A march and rally was held Saturday, July 27, downtown. Organizers say they want their voices heard and they don't plan to give up.
Cloudy skies and morning rain did not keep dozens of people from the "Justice for Trayvon" march.
A Police escort led the marchers from Claiborne Street near the Mobile Civic Center around 3:15 p.m. on Saturday afternoon. Marchers chanted, "No justice, no peace" as they made their way through downtown.
Mary Walker said she's participated in many other marches over the years to protect voting rights. She marched Saturday to see an end to "Stand Your Ground" laws.
"Our justice system appears to be broken when a person can kill someone unarmed and then the court system let them go free and even think of giving their gun back I think is appalling. We need our justice system fixed," Walker said.
The march was organized by the group Standup, member Cynthia Ramos said
Several other groups were also involved including the NAACP and Socialist Alternative. Ramos said Stand your Ground is at the core of their effort.
"We're constantly seeing this in the media. That a lot of young kids are being attacked and their assaulter is not being held accountable for it. So that bothers us and we want to stand together as a community and bring those issues to the table and see what we can do about it," Ramos said.
Standup member Lakesha Spears is hopeful the continued attention on Trayvon and others will bring about change.
"To really just see the injustice that's going on.

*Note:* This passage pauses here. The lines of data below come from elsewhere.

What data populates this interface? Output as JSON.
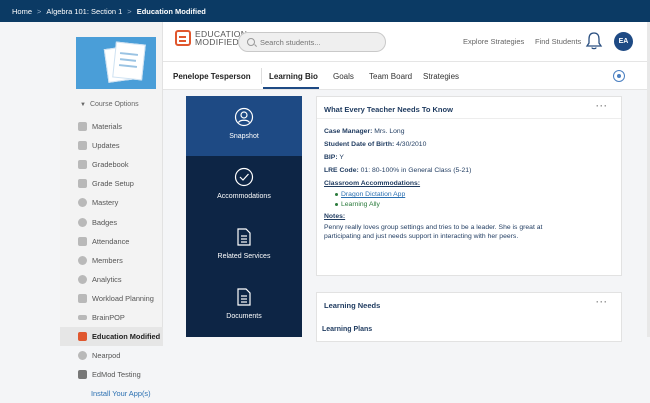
{
  "breadcrumb": [
    "Home",
    "Algebra 101: Section 1",
    "Education Modified"
  ],
  "breadcrumb_sep": ">",
  "sidebar": {
    "course_options": "Course Options",
    "items": [
      {
        "label": "Materials",
        "icon": "materials-icon"
      },
      {
        "label": "Updates",
        "icon": "updates-icon"
      },
      {
        "label": "Gradebook",
        "icon": "gradebook-icon"
      },
      {
        "label": "Grade Setup",
        "icon": "grade-setup-icon"
      },
      {
        "label": "Mastery",
        "icon": "mastery-icon"
      },
      {
        "label": "Badges",
        "icon": "badges-icon"
      },
      {
        "label": "Attendance",
        "icon": "attendance-icon"
      },
      {
        "label": "Members",
        "icon": "members-icon"
      },
      {
        "label": "Analytics",
        "icon": "analytics-icon"
      },
      {
        "label": "Workload Planning",
        "icon": "workload-icon"
      },
      {
        "label": "BrainPOP",
        "icon": "brainpop-icon"
      },
      {
        "label": "Education Modified",
        "icon": "education-modified-icon",
        "active": true
      },
      {
        "label": "Nearpod",
        "icon": "nearpod-icon"
      },
      {
        "label": "EdMod Testing",
        "icon": "edmod-icon"
      }
    ],
    "install_link": "Install Your App(s)"
  },
  "header": {
    "logo_line1": "EDUCATION",
    "logo_line2": "MODIFIED",
    "search_placeholder": "Search students...",
    "explore": "Explore Strategies",
    "find_students": "Find Students",
    "avatar_initials": "EA"
  },
  "tabs": {
    "student_name": "Penelope Tesperson",
    "items": [
      "Learning Bio",
      "Goals",
      "Team Board",
      "Strategies"
    ],
    "active": "Learning Bio"
  },
  "menu": [
    "Snapshot",
    "Accommodations",
    "Related Services",
    "Documents"
  ],
  "card1": {
    "title": "What Every Teacher Needs To Know",
    "case_manager_label": "Case Manager:",
    "case_manager": "Mrs. Long",
    "dob_label": "Student Date of Birth:",
    "dob": "4/30/2010",
    "bip_label": "BIP:",
    "bip": "Y",
    "lre_label": "LRE Code:",
    "lre": "01: 80-100% in General Class (5-21)",
    "accommodations_label": "Classroom Accommodations:",
    "accommodations": [
      "Dragon Dictation App",
      "Learning Ally"
    ],
    "notes_label": "Notes:",
    "notes": "Penny really loves group settings and tries to be a leader. She is great at participating and just needs support in interacting with her peers."
  },
  "card2": {
    "title": "Learning Needs",
    "sub": "Learning Plans"
  },
  "dots": "···",
  "colors": {
    "topbar": "#0b3a64",
    "menu": "#0d2545",
    "menu_active": "#1e4a84",
    "accent": "#e0572e"
  }
}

The same with the young man in Louisiana being hung and the same with the young lady that's going to jail that the Stand your Ground law did not work for her. So we wanted to find an equal ground and stand up and say we're not taking it anymore. We want equality for everyone across the board," Spears said.
The march ended at Bienville Square where several speakers called for continued unity.
"I do believe it will make a difference. Our voices need to be heard. I've always been told we have strength in numbers. If we come together we can make a difference," Walker said.
More than 25 states have stand your ground laws including Florida, Alabama and Mississippi.